Wednesday, November 26, 2008

Euronymous Was a Huge Douchebag

I'm reading Lords of Chaos, a recounting of the exploits of the Black Metal kids in Norway in the early 90s and their crazy, church-burning ways. The thread of unintentional comedy running through the story is thick with fibers, because these were a group of individuals who took themselves far too seriously. By the time the two journalists wrote the book at the end of the decade, all of the major players (Ihsahn and Samoth of Emperor, Hellhammer - even Varg Vikernes to an extent) had realized most of their views from the time were at best extremely immature, so they spend a lot of time backtracking, but if there was ever a reason not to combine adolescents and celebrity, the whole Black Circle scene exemplifies it to a T.

The one major player who wasn't around to interview in the mid-90s was, of course, Euronymous, who had had the misfortune of getting himself perished.
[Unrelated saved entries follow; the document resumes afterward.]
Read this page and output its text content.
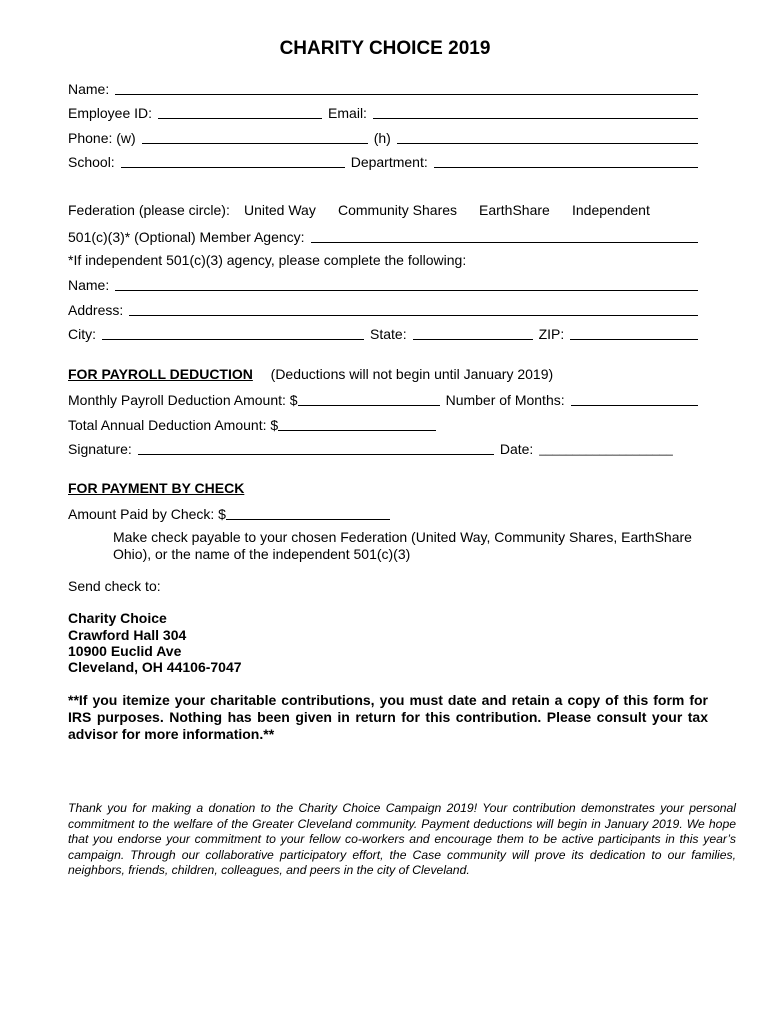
CHARITY CHOICE 2019
Name:
Employee ID:	Email:
Phone: (w)	(h)
School:	Department:
Federation (please circle): United Way Community Shares EarthShare Independent
501(c)(3)* (Optional) Member Agency:
*If independent 501(c)(3) agency, please complete the following:
Name:
Address:
City:	State:	ZIP:
FOR PAYROLL DEDUCTION (Deductions will not begin until January 2019)
Monthly Payroll Deduction Amount: $	Number of Months:
Total Annual Deduction Amount: $
Signature:	Date: ____________________
FOR PAYMENT BY CHECK
Amount Paid by Check: $
Make check payable to your chosen Federation (United Way, Community Shares, EarthShare Ohio), or the name of the independent 501(c)(3)
Send check to:
Charity Choice
Crawford Hall 304
10900 Euclid Ave
Cleveland, OH 44106-7047
**If you itemize your charitable contributions, you must date and retain a copy of this form for IRS purposes. Nothing has been given in return for this contribution. Please consult your tax advisor for more information.**
Thank you for making a donation to the Charity Choice Campaign 2019! Your contribution demonstrates your personal commitment to the welfare of the Greater Cleveland community. Payment deductions will begin in January 2019. We hope that you endorse your commitment to your fellow co-workers and encourage them to be active participants in this year’s campaign. Through our collaborative participatory effort, the Case community will prove its dedication to our families, neighbors, friends, children, colleagues, and peers in the city of Cleveland.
As a result, Lords of Chaos has to rely on existing source documents and the recollections of others for material for their chapter on Euronymous, or - as I like to call it - the Exploration of a Douchebag. Because really, when you come right down to it, that's what the man who, for all intents and purposes, founded the scene really was: a charismatic guy with a lot of extravagant ideas and public persona built on the world's biggest see-through facade. Really, it's a testament to the average Black Metal kid's naivaite that someone didn't stab him sooner, because I can't imagine talking to him for more than few minutes without calling him on all of his bullshit (my favorite story relating to this mismatch between who Euronymous was and who he pretended to be was when he said in a letter that Deicide, Sepultura, and Napalm Death weren't extreme enough and then ended it with a death wish for all trendy people and the word "Aaaaargh!," coming off like a whiny emo kid on a LiveJournal blog). Also, look at this picture: how could you not want to punch him in the face on sight?

I guess the whole reason for this speaking ill of the dead - besides the inspiration garnered from Lords of Chaos - is the sharp contrast between the biographical Euronymous and the Euronymous of my previous experience, taken from interviews with Ihsahn done at the end of the last decade that I read in 2000. The respect Ihsahn had for his late friend was palpable and from his words I developed a mental picture of someone with a far steadier hand and mind than the one I've read about in the past few days.


Anonymous said...

I would suggest you to watch the "Once upon a time in Norway" movie on Youtube to get a far more accurate Euronymous' portrait than the one made in the sensationalist book of Moynihan which is interesting but too prevaricated for my taste.

Eric said...

Happy to. I find the whole subject pretty fascinating anyway, so I'm happy to see some more viewpoints.